Date: November 12, 1998
Computer Engineering: What Research is Important
It is argued that the computer field is fundamentally unlike natural sciences; that much more than in biology, physics, or medicine, we create the phenomena we study. If the form of the system under consideration is unworkable, or ineffective, then the study of it is likely to be useless, and therefore undesirable. Typically, that rendition is discarded and another, more amenable version is created. Furthermore, only those forms which are economically viable are real candidates to meet this criterion. A variety of examples are selected from recent history to illustrate and argue this viewpoint, from computer memory systems, systems software, and the Internet.

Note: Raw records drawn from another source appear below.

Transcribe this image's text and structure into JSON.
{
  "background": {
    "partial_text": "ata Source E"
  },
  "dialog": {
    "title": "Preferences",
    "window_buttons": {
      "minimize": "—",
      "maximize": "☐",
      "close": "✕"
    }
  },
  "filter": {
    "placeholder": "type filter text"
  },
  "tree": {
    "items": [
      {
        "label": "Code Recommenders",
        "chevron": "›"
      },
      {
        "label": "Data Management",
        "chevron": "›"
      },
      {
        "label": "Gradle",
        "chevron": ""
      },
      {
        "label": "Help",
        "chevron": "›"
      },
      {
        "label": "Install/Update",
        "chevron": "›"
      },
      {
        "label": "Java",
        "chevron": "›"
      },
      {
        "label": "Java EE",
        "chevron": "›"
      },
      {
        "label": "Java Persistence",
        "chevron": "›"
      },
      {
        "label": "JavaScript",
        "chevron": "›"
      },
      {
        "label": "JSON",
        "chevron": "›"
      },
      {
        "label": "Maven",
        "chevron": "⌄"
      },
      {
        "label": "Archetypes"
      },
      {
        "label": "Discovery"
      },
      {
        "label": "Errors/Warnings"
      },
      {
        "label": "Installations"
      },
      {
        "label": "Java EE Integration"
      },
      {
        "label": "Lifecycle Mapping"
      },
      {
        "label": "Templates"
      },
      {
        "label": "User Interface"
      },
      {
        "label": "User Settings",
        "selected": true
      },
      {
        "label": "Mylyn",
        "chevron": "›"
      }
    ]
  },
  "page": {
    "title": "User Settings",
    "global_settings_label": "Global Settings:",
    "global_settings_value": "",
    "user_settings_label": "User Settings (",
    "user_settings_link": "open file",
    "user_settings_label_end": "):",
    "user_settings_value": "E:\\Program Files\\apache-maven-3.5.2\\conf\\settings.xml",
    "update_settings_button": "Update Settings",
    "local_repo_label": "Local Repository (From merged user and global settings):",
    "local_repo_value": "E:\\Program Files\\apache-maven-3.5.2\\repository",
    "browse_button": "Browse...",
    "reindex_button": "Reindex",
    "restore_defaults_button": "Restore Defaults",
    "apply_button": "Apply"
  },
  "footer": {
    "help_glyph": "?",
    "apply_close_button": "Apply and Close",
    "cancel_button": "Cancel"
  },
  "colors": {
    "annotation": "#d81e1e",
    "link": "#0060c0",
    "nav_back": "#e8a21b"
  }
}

The implications looking forward of this perspective will be explored, in terms of what is likely to matter and the effect of the uncertainty of those predictions.

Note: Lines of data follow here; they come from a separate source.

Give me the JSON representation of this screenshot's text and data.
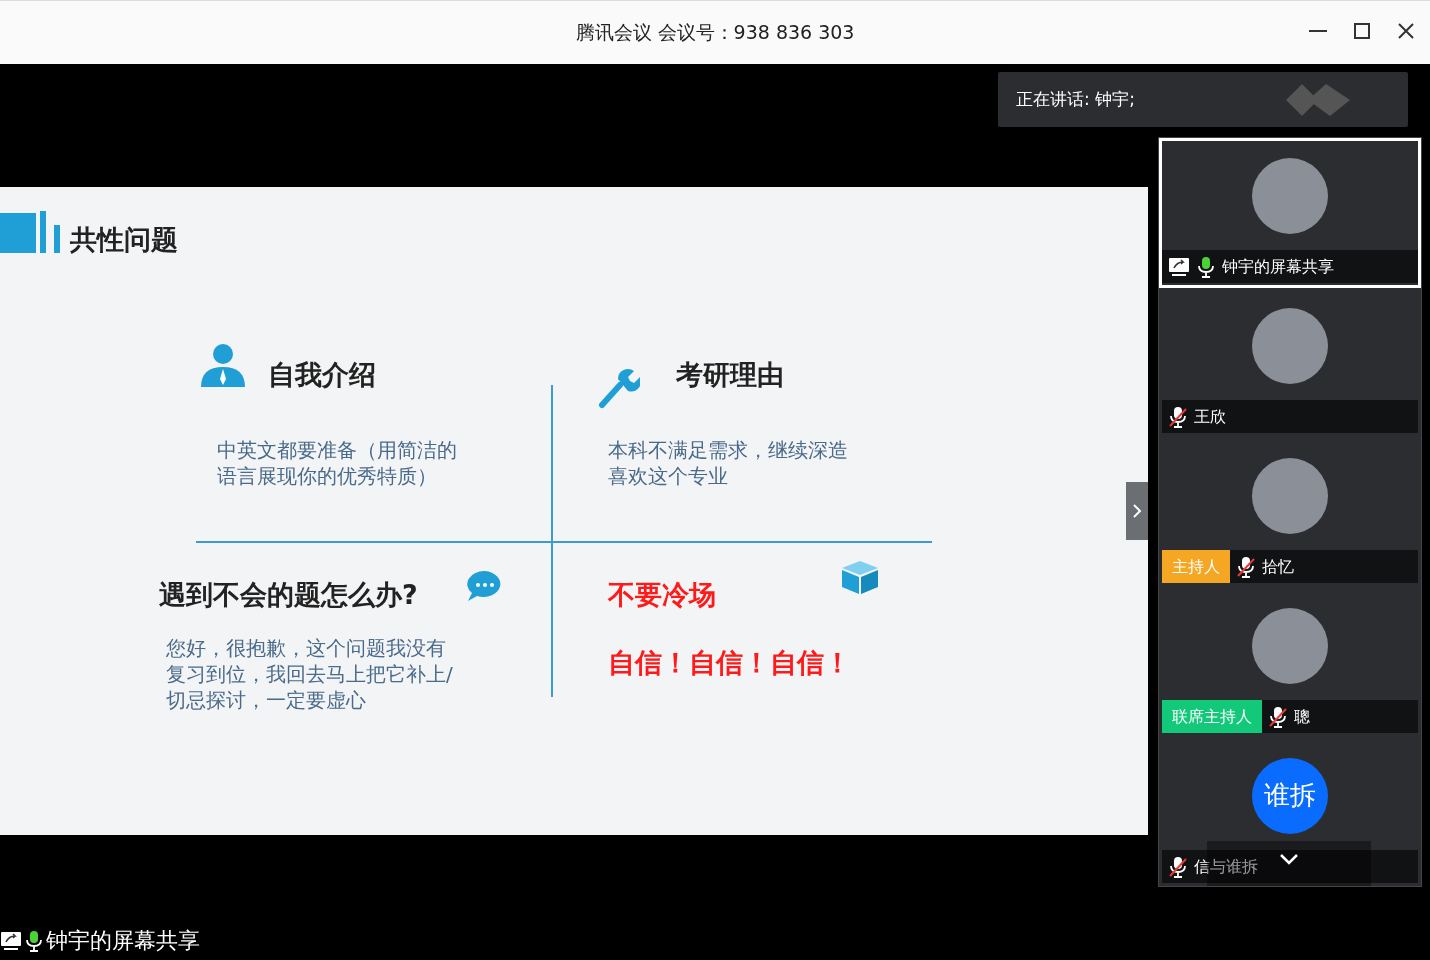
{
  "window": {
    "title": "腾讯会议 会议号：938 836 303"
  },
  "speaking": {
    "label": "正在讲话: 钟宇;"
  },
  "slide": {
    "title": "共性问题",
    "quadrants": [
      {
        "kind": "topic",
        "heading": "自我介绍",
        "lines": [
          "中英文都要准备（用简洁的",
          "语言展现你的优秀特质）"
        ]
      },
      {
        "kind": "topic",
        "heading": "考研理由",
        "lines": [
          "本科不满足需求，继续深造",
          "喜欢这个专业"
        ]
      },
      {
        "kind": "topic",
        "heading": "遇到不会的题怎么办?",
        "lines": [
          "您好，很抱歉，这个问题我没有",
          "复习到位，我回去马上把它补上/",
          "切忌探讨，一定要虚心"
        ]
      },
      {
        "kind": "emphasis",
        "heading": "不要冷场",
        "lines": [
          "自信！自信！自信！"
        ]
      }
    ]
  },
  "participants": [
    {
      "name": "钟宇的屏幕共享",
      "selected": true,
      "sharing": true,
      "muted": false,
      "avatar": {
        "kind": "photo"
      }
    },
    {
      "name": "王欣",
      "selected": false,
      "sharing": false,
      "muted": true,
      "avatar": {
        "kind": "photo"
      }
    },
    {
      "name": "拾忆",
      "selected": false,
      "sharing": false,
      "muted": true,
      "role": {
        "label": "主持人",
        "color": "#f5a623"
      },
      "avatar": {
        "kind": "photo"
      }
    },
    {
      "name": "聰",
      "selected": false,
      "sharing": false,
      "muted": true,
      "role": {
        "label": "联席主持人",
        "color": "#12c97a"
      },
      "avatar": {
        "kind": "photo"
      }
    },
    {
      "name": "信与谁拆",
      "selected": false,
      "sharing": false,
      "muted": true,
      "avatar": {
        "kind": "text",
        "text": "谁拆"
      }
    }
  ],
  "bottom": {
    "label": "钟宇的屏幕共享",
    "sharing": true,
    "muted": false
  }
}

Jerry Popek is Chief Technical Officer at Platinum technology, one of the dozen largest independent software companies in the world. He is also a professor of computer science at UCLA. His research is known for creating and proving the idea of "single system images," by which collections of machines without any shared memory, whether connected at high speed or widely geographically distributed, can operate and are programmed like a single transparent environment. Such software designs are commonly employed today, especially in highly resilient systems. He also ran the largest unclassified computer security research program in the U.S. Jerry founded Locus Computing Corp, at one time the largest independent developer of Unix system software. His current research interests are focused on distributed systems.